Читаем London: The Biography полностью

Travellers noticed impoverishment everywhere and commented how degrading and degraded were the London poor, quite different from their counterparts in Rome or Berlin or Paris. In 1872 Hippolyte Taine remarked that he recalled “the lanes which open off Oxford Street, stifling alleys thick with human effluvia, troops of pale children crouching on filthy staircases; the street benches at London Bridge where all night whole families huddle close, heads hanging, shaking with cold … abject, miserable poverty.” In a city based upon money and power, those who are moneyless and powerless are peculiarly oppressed. In London, of all cities, they are literally degraded, stripped of all human decency by the operations of a city that has no other purpose except greed. That is why the poor were “abject” in the streets of nineteenth-century London and, as the city increased in power and magnitude, so did the numbers of the poor increase.

They represented almost a city within the city, and such a large aggregate of human misery could not be ignored. John Hollingshead’s Ragged London, published in 1861, suggested that one-third of the urban population lived “in unwholesome layers, one over the other, in old houses and confined rooms” which themselves were to be found in “filthy, ill constructed, courts and alleys.” The atmosphere of disgust and menace here is only barely suppressed. In London, Mrs. Cook concluded in Highways and Byways of London (1902) “misery is strangely prolific,” which suggests that the fear of the poor derived from the fact that they were likely to multiply indefinitely. She was speaking of the Borough: there poverty and misery seemed to have grown to such an extent that Southwark was overcome by it, but she could have been referring to a hundred other parts of the city. The places of the poor were “pestilential,” according to the author of The Bitter Cry of Outcast London in 1883, thus confirming the fear that this kind of abject poverty and degradation was, in the conditions of London, somehow contagious; the futility and the despair might spread throughout the rookeries, where “tens of thousands are crowded together amidst horrors.”

It is as if the streets themselves engendered these huddled masses. A newspaper report of 1862 named “Nichols Street, New Nichols Street, Half Nichols Street, Turville Street, comprising within the same area numerous blind courts and alleys.” Here the litany of street names itself is meant to conjure up degeneration, where the “outward moral degradation is at once apparent to any one who passes that way.” So the houses and lanes themselves are guilty of “moral degradation.” Does the city reflect its inhabitants, or do its inhabitants mimic the conditions of the city? Dwellers and dwelling places become inexact metaphors for one another, as in this passage from Jack London’s The People of the Abyss (1903): “Everything is helpless, hopeless, unrelieved and dirty … The people themselves are dirty, while any attempt at cleanliness becomes howling farce, when it is not pitiful and tragic … The father returning from work asks his child in the street where her mother is: and back the answer comes, ‘In the buildings.’” Observers were generally agreed that the life of the poor had reached such a level of hopelessness and squalor that “a new race has sprung up” and, further, that “it is now hereditary to a very considerable extent.” If Victorian London was itself so changed as to have become a new city, here was the new population with which it was filled.

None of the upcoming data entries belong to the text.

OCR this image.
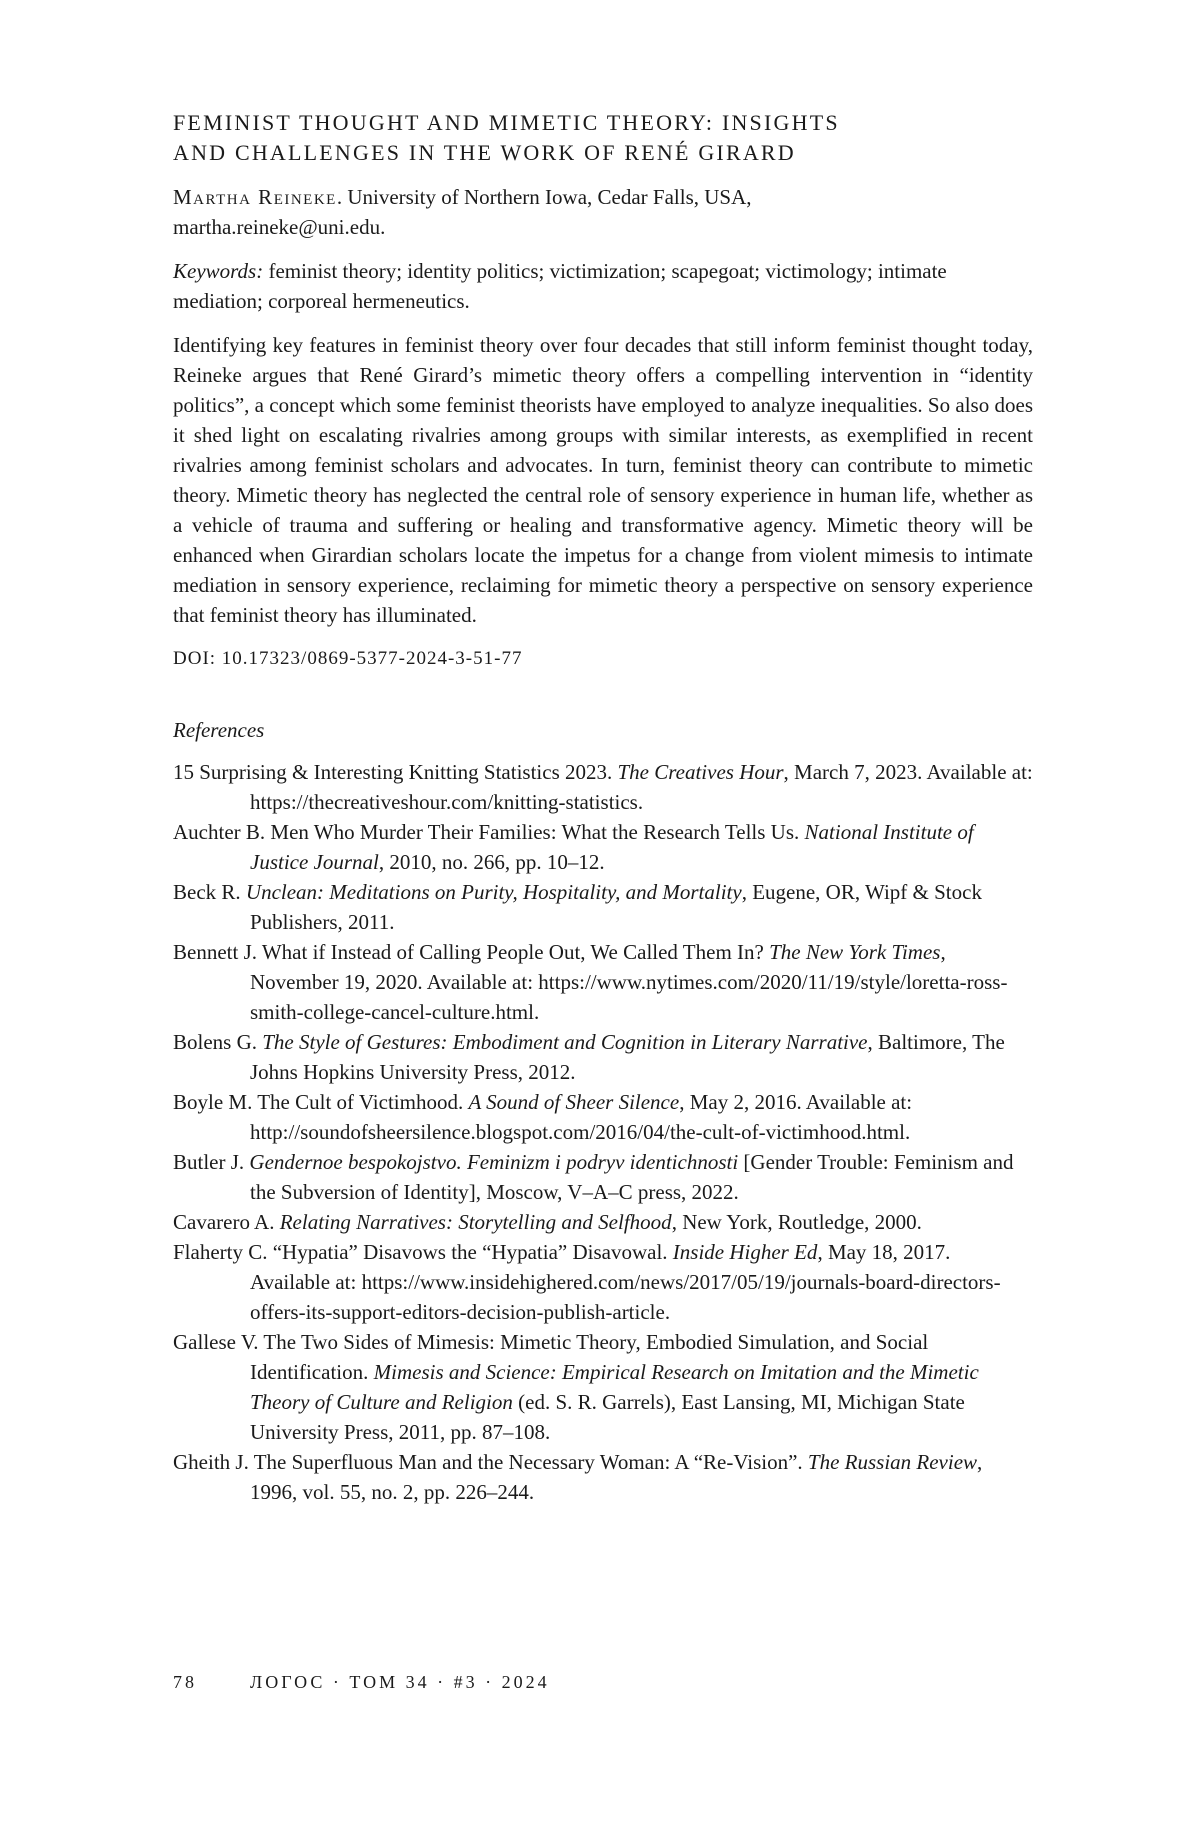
FEMINIST THOUGHT AND MIMETIC THEORY: INSIGHTS
AND CHALLENGES IN THE WORK OF RENÉ GIRARD

Martha Reineke. University of Northern Iowa, Cedar Falls, USA,
martha.reineke@uni.edu.

Keywords: feminist theory; identity politics; victimization; scapegoat; victimology; intimate mediation; corporeal hermeneutics.

Identifying key features in feminist theory over four decades that still inform feminist thought today, Reineke argues that René Girard’s mimetic theory offers a compelling intervention in “identity politics”, a concept which some feminist theorists have employed to analyze inequalities. So also does it shed light on escalating rivalries among groups with similar interests, as exemplified in recent rivalries among feminist scholars and advocates. In turn, feminist theory can contribute to mimetic theory. Mimetic theory has neglected the central role of sensory experience in human life, whether as a vehicle of trauma and suffering or healing and transformative agency. Mimetic theory will be enhanced when Girardian scholars locate the impetus for a change from violent mimesis to intimate mediation in sensory experience, reclaiming for mimetic theory a perspective on sensory experience that feminist theory has illuminated.

DOI: 10.17323/0869-5377-2024-3-51-77

References

15 Surprising & Interesting Knitting Statistics 2023. The Creatives Hour, March 7, 2023. Available at: https://thecreativeshour.com/knitting-statistics.

Auchter B. Men Who Murder Their Families: What the Research Tells Us. National Institute of Justice Journal, 2010, no. 266, pp. 10–12.

Beck R. Unclean: Meditations on Purity, Hospitality, and Mortality, Eugene, OR, Wipf & Stock Publishers, 2011.

Bennett J. What if Instead of Calling People Out, We Called Them In? The New York Times, November 19, 2020. Available at: https://www.nytimes.com/2020/11/19/style/loretta-ross-smith-college-cancel-culture.html.

Bolens G. The Style of Gestures: Embodiment and Cognition in Literary Narrative, Baltimore, The Johns Hopkins University Press, 2012.

Boyle M. The Cult of Victimhood. A Sound of Sheer Silence, May 2, 2016. Available at: http://soundofsheersilence.blogspot.com/2016/04/the-cult-of-victimhood.html.

Butler J. Gendernoe bespokojstvo. Feminizm i podryv identichnosti [Gender Trouble: Feminism and the Subversion of Identity], Moscow, V–A–C press, 2022.

Cavarero A. Relating Narratives: Storytelling and Selfhood, New York, Routledge, 2000.

Flaherty C. “Hypatia” Disavows the “Hypatia” Disavowal. Inside Higher Ed, May 18, 2017. Available at: https://www.insidehighered.com/news/2017/05/19/journals-board-directors-offers-its-support-editors-decision-publish-article.

Gallese V. The Two Sides of Mimesis: Mimetic Theory, Embodied Simulation, and Social Identification. Mimesis and Science: Empirical Research on Imitation and the Mimetic Theory of Culture and Religion (ed. S. R. Garrels), East Lansing, MI, Michigan State University Press, 2011, pp. 87–108.

Gheith J. The Superfluous Man and the Necessary Woman: A “Re-Vision”. The Russian Review, 1996, vol. 55, no. 2, pp. 226–244.

78	ЛОГОС · ТОМ 34 · #3 · 2024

This was the urban phenomenon which Engels diagnosed, and which he watched closely. In St. Giles, “the extent to which these filthy passages are fallen into decay beggars all description … the walls are crumbling, the door posts and window frames are loose and rotten.” Marx lived a few yards away in Soho. So the condition of the mid-nineteenth-century city directly inspired the founders of communism; it might be said that their creed issued out of the slums of London, and those Victorian observers who believed that some great or alarming new reality would emerge from the pervasive presence of the poor were not wholly wrong. The London poor did indeed generate a new race or class, but in countries and civilisations far distant.